We can now plot the lines and shade the region bounded by them and the y-axis:
|
4 +————–+
| |
3 +————–+
| Region |
2 +——+ |
| | |
1 +——+——-+
| | | | |
| | | | |
| | | | |
| | | | |
| | | | |
| | | | |
+–+—+—+—+
0 2 3 4
To find the area of this region, we can integrate the area of the vertical strips that make up the region.
The strips are bounded by the y-axis on one side and the line 2x + y = 8 on the other side. We can express this line in terms of x as:
y = 8 – 2x
So the height of each strip is given by the difference between the y-coordinate of the line and the y-coordinate of the y-axis (which is 0).

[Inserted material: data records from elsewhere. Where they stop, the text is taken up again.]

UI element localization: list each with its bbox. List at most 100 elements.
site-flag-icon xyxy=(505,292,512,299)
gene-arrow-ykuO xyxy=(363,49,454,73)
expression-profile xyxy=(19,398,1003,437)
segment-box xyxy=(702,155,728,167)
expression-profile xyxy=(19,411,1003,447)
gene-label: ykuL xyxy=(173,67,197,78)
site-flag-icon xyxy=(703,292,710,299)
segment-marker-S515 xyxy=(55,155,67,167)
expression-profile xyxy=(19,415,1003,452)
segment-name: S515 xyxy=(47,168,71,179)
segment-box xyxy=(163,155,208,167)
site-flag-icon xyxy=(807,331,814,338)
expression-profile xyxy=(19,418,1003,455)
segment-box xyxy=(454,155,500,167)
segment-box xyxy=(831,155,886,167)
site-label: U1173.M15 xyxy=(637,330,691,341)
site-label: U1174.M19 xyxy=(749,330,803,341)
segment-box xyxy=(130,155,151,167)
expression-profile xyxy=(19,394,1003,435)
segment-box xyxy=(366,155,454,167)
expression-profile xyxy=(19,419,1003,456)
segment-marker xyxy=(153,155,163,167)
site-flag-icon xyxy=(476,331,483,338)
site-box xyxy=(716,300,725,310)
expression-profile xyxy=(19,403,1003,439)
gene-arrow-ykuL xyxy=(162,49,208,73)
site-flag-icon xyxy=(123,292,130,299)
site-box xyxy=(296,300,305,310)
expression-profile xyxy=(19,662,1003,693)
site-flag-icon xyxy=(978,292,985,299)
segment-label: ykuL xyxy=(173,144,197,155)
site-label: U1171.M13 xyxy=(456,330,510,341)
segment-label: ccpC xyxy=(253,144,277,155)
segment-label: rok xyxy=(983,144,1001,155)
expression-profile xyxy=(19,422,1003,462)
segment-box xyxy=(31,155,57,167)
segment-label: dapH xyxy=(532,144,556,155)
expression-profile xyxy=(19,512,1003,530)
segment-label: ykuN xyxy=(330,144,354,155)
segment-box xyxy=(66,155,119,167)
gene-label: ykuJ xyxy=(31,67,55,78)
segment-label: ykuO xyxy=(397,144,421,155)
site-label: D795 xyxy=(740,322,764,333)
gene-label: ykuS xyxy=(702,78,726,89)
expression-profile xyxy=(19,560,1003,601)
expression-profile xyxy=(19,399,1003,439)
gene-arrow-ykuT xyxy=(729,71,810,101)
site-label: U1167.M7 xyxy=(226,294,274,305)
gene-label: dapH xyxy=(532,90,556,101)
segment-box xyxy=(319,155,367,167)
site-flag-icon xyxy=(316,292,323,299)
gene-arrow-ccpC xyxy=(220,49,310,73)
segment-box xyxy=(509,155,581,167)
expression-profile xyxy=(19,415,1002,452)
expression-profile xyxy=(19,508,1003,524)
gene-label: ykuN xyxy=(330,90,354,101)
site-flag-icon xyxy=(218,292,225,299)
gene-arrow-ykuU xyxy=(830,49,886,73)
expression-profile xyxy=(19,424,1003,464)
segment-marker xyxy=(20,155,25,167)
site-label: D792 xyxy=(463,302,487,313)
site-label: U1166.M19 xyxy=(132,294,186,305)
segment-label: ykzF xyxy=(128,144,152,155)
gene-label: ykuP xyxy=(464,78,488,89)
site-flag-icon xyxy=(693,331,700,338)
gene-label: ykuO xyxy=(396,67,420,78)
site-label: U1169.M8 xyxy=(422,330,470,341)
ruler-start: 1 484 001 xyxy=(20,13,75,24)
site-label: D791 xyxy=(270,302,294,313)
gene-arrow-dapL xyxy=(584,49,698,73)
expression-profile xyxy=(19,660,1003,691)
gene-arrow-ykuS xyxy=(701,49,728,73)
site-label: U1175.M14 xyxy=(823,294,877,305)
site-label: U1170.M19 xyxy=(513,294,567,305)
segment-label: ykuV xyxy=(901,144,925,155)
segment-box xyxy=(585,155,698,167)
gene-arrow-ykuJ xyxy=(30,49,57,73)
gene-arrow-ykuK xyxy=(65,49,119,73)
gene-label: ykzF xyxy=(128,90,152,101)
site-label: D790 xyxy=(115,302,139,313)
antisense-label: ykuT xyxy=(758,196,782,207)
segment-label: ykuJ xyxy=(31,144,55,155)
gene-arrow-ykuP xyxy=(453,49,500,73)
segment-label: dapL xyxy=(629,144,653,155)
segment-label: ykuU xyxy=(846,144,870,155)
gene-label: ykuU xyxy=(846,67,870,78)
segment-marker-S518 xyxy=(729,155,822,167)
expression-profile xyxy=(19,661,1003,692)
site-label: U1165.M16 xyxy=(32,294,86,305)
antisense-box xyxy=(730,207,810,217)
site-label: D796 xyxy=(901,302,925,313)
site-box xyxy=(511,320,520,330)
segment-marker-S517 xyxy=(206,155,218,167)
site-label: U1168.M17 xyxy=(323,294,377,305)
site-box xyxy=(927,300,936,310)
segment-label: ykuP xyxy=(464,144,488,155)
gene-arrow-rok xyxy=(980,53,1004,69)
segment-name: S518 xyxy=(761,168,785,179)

The width of each strip is dx.
Therefore, the area of each strip is:
dA = (8 – 2x) dx
To find the total area, we integrate this expression over the range of x values that define the region:
A = ∫(from x=0 to x=2) (8 – 2x) dx + ∫(from x=2 to x=3) (4 – 2x) dx + ∫(from x=3 to x=4) (2) dx
Simplifying this expression, we get:
A = [8x – x^2] from x=0 to x=2 + [4x – x^2] from x=2 to x=3 + [2x] from x=3 to x=4
A = 12
Therefore, the area of the region bounded by the lines 2x + y = 8, y = 2, y = 4 and the y-axis is 12 square units.